Perhaps it has something to do with the short-term thinking that permeates today's fast paced business climate. In the Robert Half survey, 64% of those without a plan “said it was because they were not planning to leave the company in the near future."[6-7]

However, just as the finance function is increasingly about strategic thinking, preparing for succession similarly requires a long-term outlook. A CFO's average tenure in the top 1,000 U.S. companies is 5.1 years, according to Korn Ferry.[8] While smaller businesses or different industries might have different averages, any organization that practices standard three-to-five year planning should develop critical personnel contingencies at least that far ahead.

Another 17% cited as a reason “a lack of qualified candidates" in their organization.[9-10] Yet, six out of 10 CFOs are promoted from within the company, usually from within the finance department itself, according to the University of South Carolina's Center for Executive Succession.[11]

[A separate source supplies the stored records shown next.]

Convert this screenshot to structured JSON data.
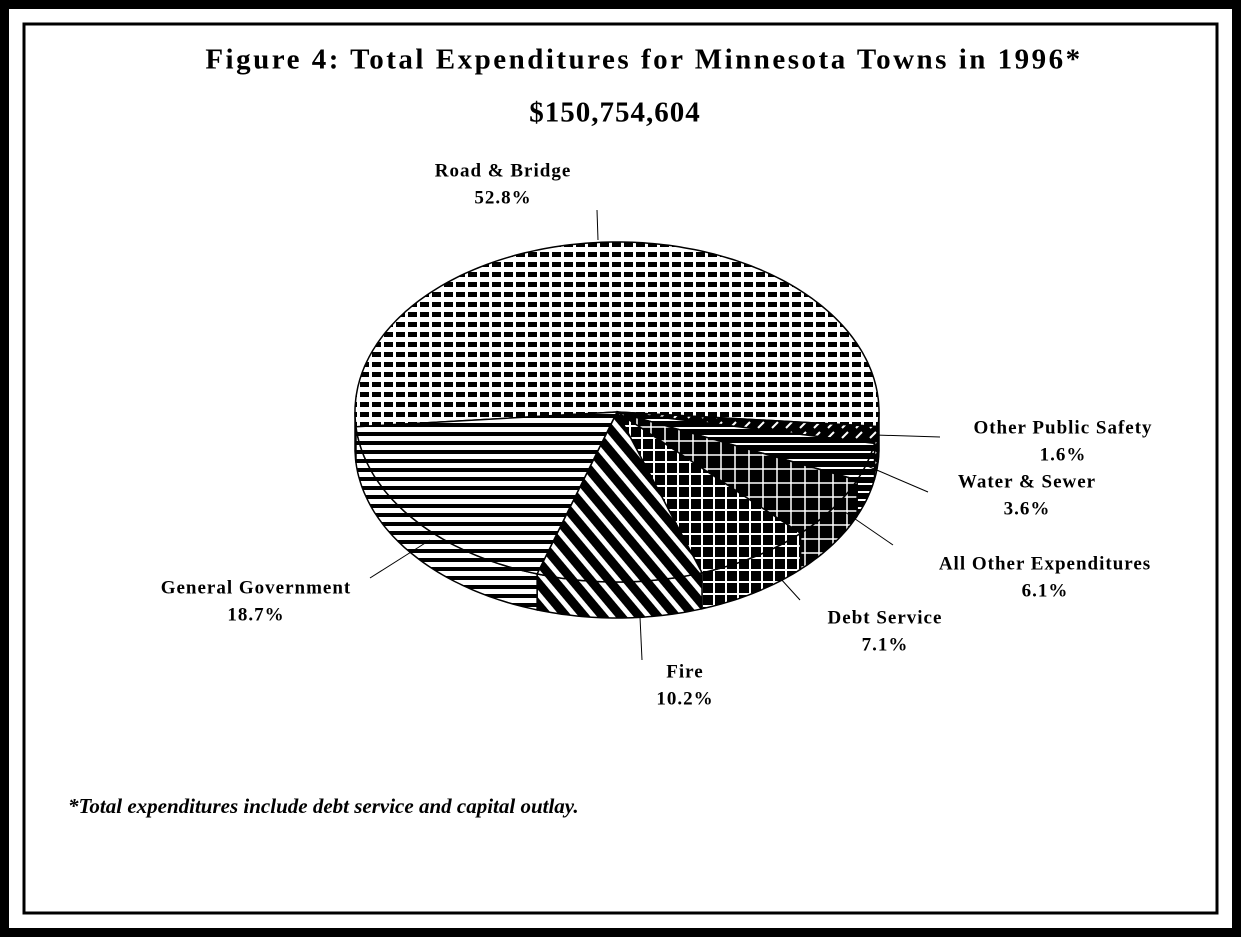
{
  "chart_data": {
    "type": "pie",
    "title": "Figure 4:  Total Expenditures for Minnesota Towns in 1996*",
    "subtitle": "$150,754,604",
    "categories": [
      "Road & Bridge",
      "Other Public Safety",
      "Water & Sewer",
      "All Other Expenditures",
      "Debt Service",
      "Fire",
      "General Government"
    ],
    "values": [
      52.8,
      1.6,
      3.6,
      6.1,
      7.1,
      10.2,
      18.7
    ],
    "value_labels": [
      "52.8%",
      "1.6%",
      "3.6%",
      "6.1%",
      "7.1%",
      "10.2%",
      "18.7%"
    ],
    "footnote": "*Total expenditures include debt service and capital outlay."
  }
}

Best Practices for Candidate Development

To improve candidate development and prepare for an eventual succession, follow these best practices:

  • Recruit ambitious, mid-career professionals that you would feel comfortable mentoring along an upward career path. Over time, the brightest stars will shine and you can funnel them into executive training programs.
  • Avoid the "farm system" as a way of developing talent. As a financial leader, you should own the process for identifying, training and developing your replacement. Incorporate this responsibility into your measurement of performance for annual reviews.
  • Once hired, offer your best talent advanced opportunities to demonstrate leadership. Among those CFOs who prepare their potential successors, popular methods include exposing them to board members and business leaders, and placing them in rotation programs, according to the University of South Carolina study.[12]
  • Discuss human resources development with your CEO and Chief Human Resource Officer (CHRO) or, in the case of smaller businesses, your equivalent management and personnel leadership. The CHRO can help you to recruit and nurture talent, while reporting progress to the CEO will help to maintain stability in the c-suite.
  • Treat the succession plan as an ongoing commitment. Don't just list a potential successor in the plan document and then file it away to be forgotten. Include it in your quarterly or annual document review. Is the finance department facing new challenges that require potential successors to upgrade their knowledge base or skill set? Has your talent roster changed, requiring a new succession list? Do financial incentives for key leaders need to be revised, to ensure this important strategic initiative is embedded and aligns with their financial incentives? After all, you get what you incent.
  • Expect the unexpected. Cover all possible contingencies, such as a sudden disability, illness, death or retirement, as well as the higher likelihood of a long tenure with the company with a seamless transition.